In contrast to the bulk of the tumor, a subset of cancer cells called cancer stem cells (or tumor-initiating cells) is characterized by self-renewal, unlimited proliferative potential, expression of multidrug-resistance proteins, active DNA repair capacity, apoptosis resistance, and a considerable developmental plasticity. Due to these properties, cancer stem cells display increased resistance to chemo- and radiotherapy. Recent findings indicate that aberrant functions of proteoglycans and glycosaminoglycans contribute substantially to the cancer stem cell phenotype and therapeutic resistance. In this review, we summarize how the diverse functions of the glycoproteins and carbohydrates facilitate acquisition and maintenance of the cancer stem cell phenotype, and how this knowledge can be exploited to develop novel anti-cancer therapies.
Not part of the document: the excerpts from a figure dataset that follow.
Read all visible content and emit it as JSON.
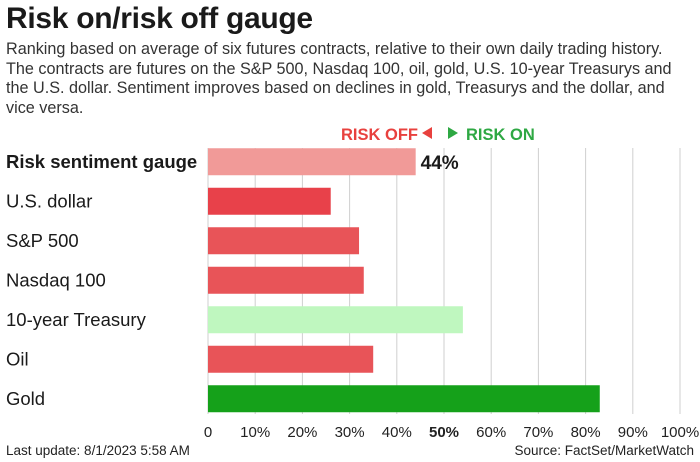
{
  "header": {
    "title": "Risk on/risk off gauge",
    "subtitle": "Ranking based on average of six futures contracts, relative to their own daily trading history. The contracts are futures on the S&P 500, Nasdaq 100, oil, gold, U.S. 10-year Treasurys and the U.S. dollar. Sentiment improves based on declines in gold, Treasurys and the dollar, and vice versa."
  },
  "legend": {
    "risk_off": "RISK OFF",
    "risk_on": "RISK ON",
    "risk_off_color": "#e8413e",
    "risk_on_color": "#2ea843"
  },
  "footer": {
    "last_update": "Last update: 8/1/2023 5:58 AM",
    "source": "Source: FactSet/MarketWatch"
  },
  "chart_data": {
    "type": "bar",
    "orientation": "horizontal",
    "categories": [
      "Risk sentiment gauge",
      "U.S. dollar",
      "S&P 500",
      "Nasdaq 100",
      "10-year Treasury",
      "Oil",
      "Gold"
    ],
    "values": [
      44,
      26,
      32,
      33,
      54,
      35,
      83
    ],
    "bar_colors": [
      "#f19a98",
      "#e8414a",
      "#e85458",
      "#e85458",
      "#bff7bf",
      "#e85458",
      "#15a11a"
    ],
    "data_labels": [
      "44%",
      "",
      "",
      "",
      "",
      "",
      ""
    ],
    "bold_categories": [
      "Risk sentiment gauge"
    ],
    "x_ticks": [
      "0",
      "10%",
      "20%",
      "30%",
      "40%",
      "50%",
      "60%",
      "70%",
      "80%",
      "90%",
      "100%"
    ],
    "bold_ticks": [
      "50%"
    ],
    "xlim": [
      0,
      100
    ],
    "grid": true
  }
}
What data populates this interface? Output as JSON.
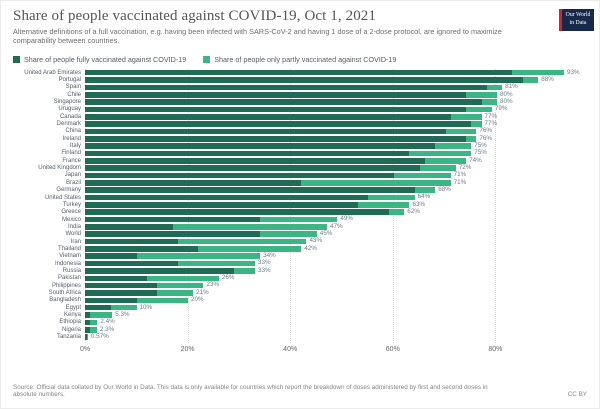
{
  "header": {
    "title": "Share of people vaccinated against COVID-19, Oct 1, 2021",
    "subtitle": "Alternative definitions of a full vaccination, e.g. having been infected with SARS-CoV-2 and having 1 dose of a 2-dose protocol, are ignored to maximize comparability between countries.",
    "logo_line1": "Our World",
    "logo_line2": "in Data",
    "logo_colors": {
      "background": "#16294b",
      "accent": "#cf2438"
    }
  },
  "legend": [
    {
      "label": "Share of people fully vaccinated against COVID-19",
      "color": "#1f6b54"
    },
    {
      "label": "Share of people only partly vaccinated against COVID-19",
      "color": "#3bb583"
    }
  ],
  "chart_data": {
    "type": "bar",
    "orientation": "horizontal",
    "stacked": true,
    "grid": "dotted-vertical",
    "xlim": [
      0,
      100
    ],
    "x_ticks": [
      "0%",
      "20%",
      "40%",
      "60%",
      "80%"
    ],
    "x_tick_values": [
      0,
      20,
      40,
      60,
      80
    ],
    "colors": {
      "fully": "#1f6b54",
      "partly": "#3bb583"
    },
    "series_names": [
      "Share of people fully vaccinated against COVID-19",
      "Share of people only partly vaccinated against COVID-19"
    ],
    "rows": [
      {
        "country": "United Arab Emirates",
        "fully": 83,
        "partly": 10,
        "label": "93%"
      },
      {
        "country": "Portugal",
        "fully": 85,
        "partly": 3,
        "label": "88%"
      },
      {
        "country": "Spain",
        "fully": 78,
        "partly": 3,
        "label": "81%"
      },
      {
        "country": "Chile",
        "fully": 74,
        "partly": 6,
        "label": "80%"
      },
      {
        "country": "Singapore",
        "fully": 77,
        "partly": 3,
        "label": "80%"
      },
      {
        "country": "Uruguay",
        "fully": 74,
        "partly": 5,
        "label": "79%"
      },
      {
        "country": "Canada",
        "fully": 71,
        "partly": 6,
        "label": "77%"
      },
      {
        "country": "Denmark",
        "fully": 75,
        "partly": 2,
        "label": "77%"
      },
      {
        "country": "China",
        "fully": 70,
        "partly": 6,
        "label": "76%"
      },
      {
        "country": "Ireland",
        "fully": 74,
        "partly": 2,
        "label": "76%"
      },
      {
        "country": "Italy",
        "fully": 68,
        "partly": 7,
        "label": "75%"
      },
      {
        "country": "Finland",
        "fully": 63,
        "partly": 12,
        "label": "75%"
      },
      {
        "country": "France",
        "fully": 66,
        "partly": 8,
        "label": "74%"
      },
      {
        "country": "United Kingdom",
        "fully": 65,
        "partly": 7,
        "label": "72%"
      },
      {
        "country": "Japan",
        "fully": 60,
        "partly": 11,
        "label": "71%"
      },
      {
        "country": "Brazil",
        "fully": 42,
        "partly": 29,
        "label": "71%"
      },
      {
        "country": "Germany",
        "fully": 64,
        "partly": 4,
        "label": "68%"
      },
      {
        "country": "United States",
        "fully": 55,
        "partly": 9,
        "label": "64%"
      },
      {
        "country": "Turkey",
        "fully": 53,
        "partly": 10,
        "label": "63%"
      },
      {
        "country": "Greece",
        "fully": 59,
        "partly": 3,
        "label": "62%"
      },
      {
        "country": "Mexico",
        "fully": 34,
        "partly": 15,
        "label": "49%"
      },
      {
        "country": "India",
        "fully": 17,
        "partly": 30,
        "label": "47%"
      },
      {
        "country": "World",
        "fully": 34,
        "partly": 11,
        "label": "45%"
      },
      {
        "country": "Iran",
        "fully": 18,
        "partly": 25,
        "label": "43%"
      },
      {
        "country": "Thailand",
        "fully": 22,
        "partly": 20,
        "label": "42%"
      },
      {
        "country": "Vietnam",
        "fully": 10,
        "partly": 24,
        "label": "34%"
      },
      {
        "country": "Indonesia",
        "fully": 18,
        "partly": 15,
        "label": "33%"
      },
      {
        "country": "Russia",
        "fully": 29,
        "partly": 4,
        "label": "33%"
      },
      {
        "country": "Pakistan",
        "fully": 12,
        "partly": 14,
        "label": "26%"
      },
      {
        "country": "Philippines",
        "fully": 14,
        "partly": 9,
        "label": "23%"
      },
      {
        "country": "South Africa",
        "fully": 14,
        "partly": 7,
        "label": "21%"
      },
      {
        "country": "Bangladesh",
        "fully": 10,
        "partly": 10,
        "label": "20%"
      },
      {
        "country": "Egypt",
        "fully": 5,
        "partly": 5,
        "label": "10%"
      },
      {
        "country": "Kenya",
        "fully": 1,
        "partly": 4.3,
        "label": "5.3%"
      },
      {
        "country": "Ethiopia",
        "fully": 1,
        "partly": 1.4,
        "label": "2.4%"
      },
      {
        "country": "Nigeria",
        "fully": 1,
        "partly": 1.3,
        "label": "2.3%"
      },
      {
        "country": "Tanzania",
        "fully": 0.35,
        "partly": 0.22,
        "label": "0.57%"
      }
    ]
  },
  "footer": {
    "source": "Source: Official data collated by Our World in Data. This data is only available for countries which report the breakdown of doses administered by first and second doses in absolute numbers.",
    "license": "CC BY"
  }
}
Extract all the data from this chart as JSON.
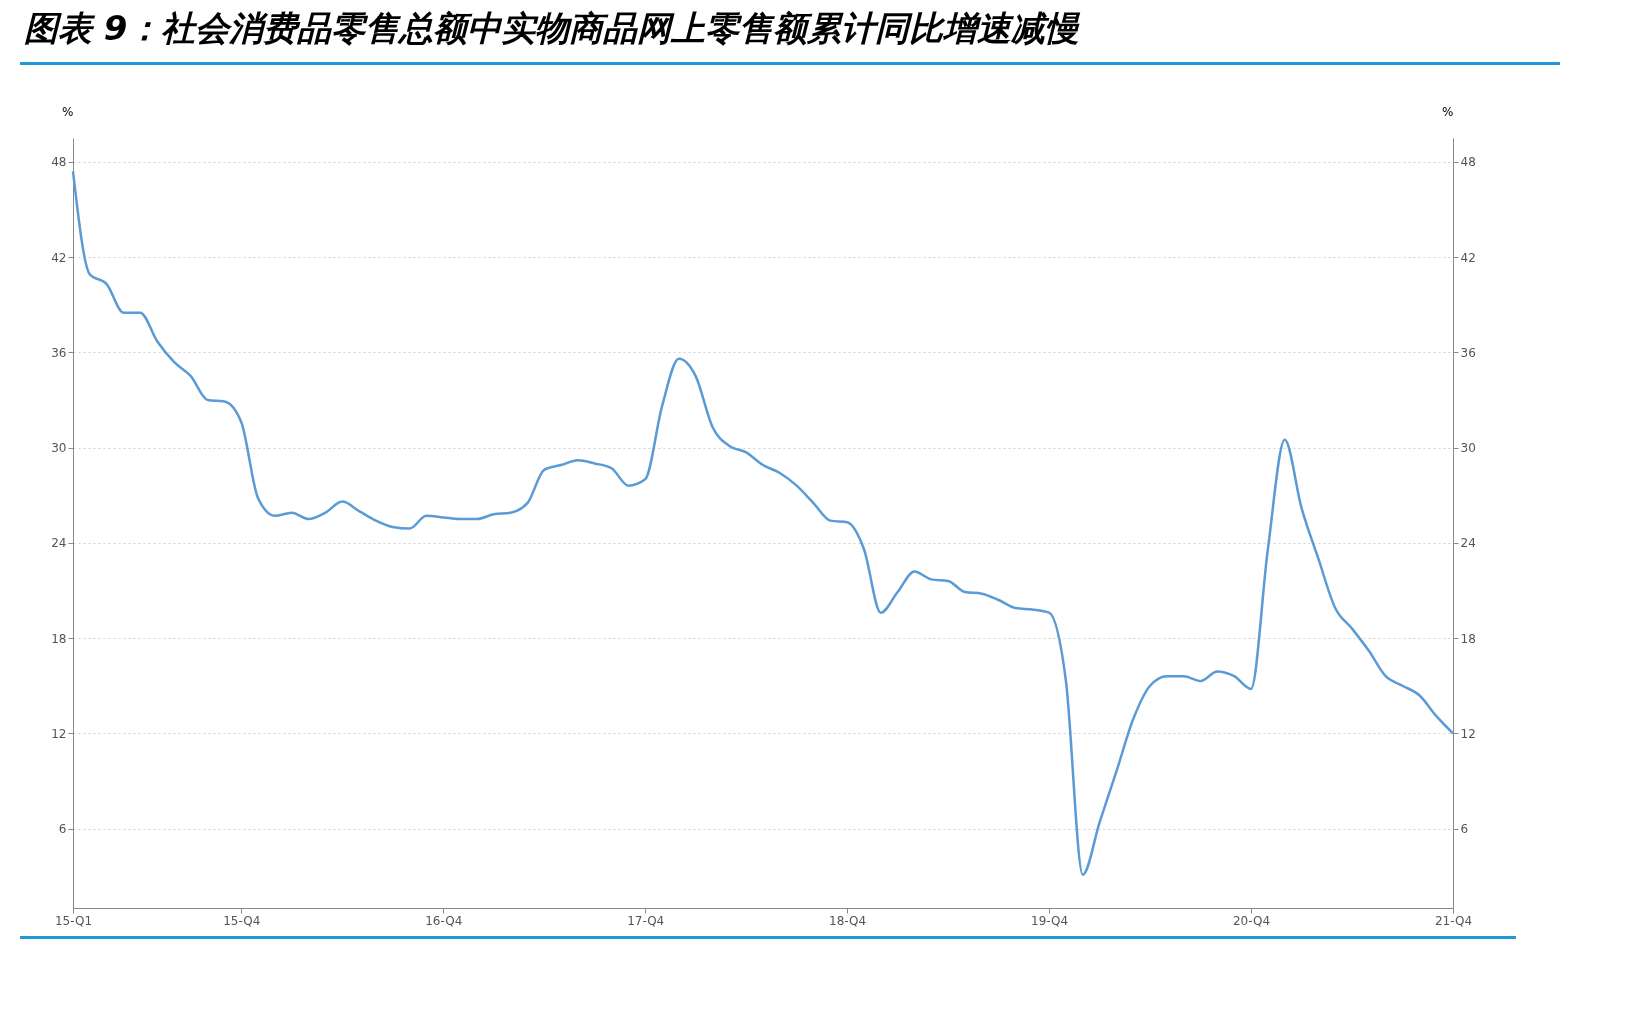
{
  "chart_data": {
    "type": "line",
    "title": "图表 9：社会消费品零售总额中实物商品网上零售额累计同比增速减慢",
    "ylabel": "%",
    "y2label": "%",
    "categories": [
      "15-Q1",
      null,
      null,
      null,
      null,
      null,
      null,
      null,
      null,
      null,
      "15-Q4",
      null,
      null,
      null,
      null,
      null,
      null,
      null,
      null,
      null,
      null,
      null,
      "16-Q4",
      null,
      null,
      null,
      null,
      null,
      null,
      null,
      null,
      null,
      null,
      null,
      "17-Q4",
      null,
      null,
      null,
      null,
      null,
      null,
      null,
      null,
      null,
      null,
      null,
      "18-Q4",
      null,
      null,
      null,
      null,
      null,
      null,
      null,
      null,
      null,
      null,
      null,
      "19-Q4",
      null,
      null,
      null,
      null,
      null,
      null,
      null,
      null,
      null,
      null,
      null,
      "20-Q4",
      null,
      null,
      null,
      null,
      null,
      null,
      null,
      null,
      null,
      null,
      null,
      "21-Q4"
    ],
    "series": [
      {
        "color": "#5b9bd5",
        "values": [
          47.4,
          40.9,
          40.3,
          38.5,
          38.5,
          36.7,
          35.4,
          34.5,
          33.0,
          32.9,
          31.6,
          26.8,
          25.7,
          25.9,
          25.5,
          25.9,
          26.6,
          26.0,
          25.4,
          25.0,
          24.9,
          25.7,
          25.6,
          25.5,
          25.5,
          25.8,
          25.9,
          26.5,
          28.6,
          28.9,
          29.2,
          29.0,
          28.7,
          27.6,
          28.0,
          32.6,
          35.6,
          34.5,
          31.3,
          30.1,
          29.7,
          28.9,
          28.4,
          27.6,
          26.5,
          25.4,
          25.3,
          23.6,
          19.6,
          20.9,
          22.2,
          21.7,
          21.6,
          20.9,
          20.8,
          20.4,
          19.9,
          19.8,
          19.6,
          15.3,
          3.1,
          6.4,
          9.6,
          12.9,
          15.0,
          15.6,
          15.6,
          15.3,
          15.9,
          15.6,
          14.8,
          23.6,
          30.5,
          26.2,
          23.0,
          19.9,
          18.6,
          17.2,
          15.6,
          15.0,
          14.4,
          13.1,
          12.0
        ]
      }
    ],
    "ylim": [
      1,
      49.5
    ],
    "yticks": [
      6,
      12,
      18,
      24,
      30,
      36,
      42,
      48
    ],
    "y2lim": [
      1,
      49.5
    ],
    "y2ticks": [
      6,
      12,
      18,
      24,
      30,
      36,
      42,
      48
    ],
    "grid": "y",
    "line_style": "solid"
  }
}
For example, the large transmembrane chondroitin sulfate proteoglycan NG2 / CSPG4 marks stem cell populations in brain tumors. Cell surface heparan sulfate proteoglycans of the syndecan and glypican families modulate the stemness-associated Wnt, hedgehog and notch signaling pathways, whereas the interplay of hyaluronan in the stem cell niche with cancer stem cell CD44 determines maintenance of stemness and promotes therapeutic resistance. A better understanding of the molecular mechanisms by which proteoglycans and glycosaminoglycans regulate cancer stem cell function will aid the development of targeted therapeutic approaches which could avoid relapse after an otherwise successful conventional therapy. Chimeric antigen receptor T cells, proteoglycan-primed dendritic cells, proteoglycan-targeted antibody-drug conjugates and inhibitory peptides and glycans have already shown highly promising results in preclinical models.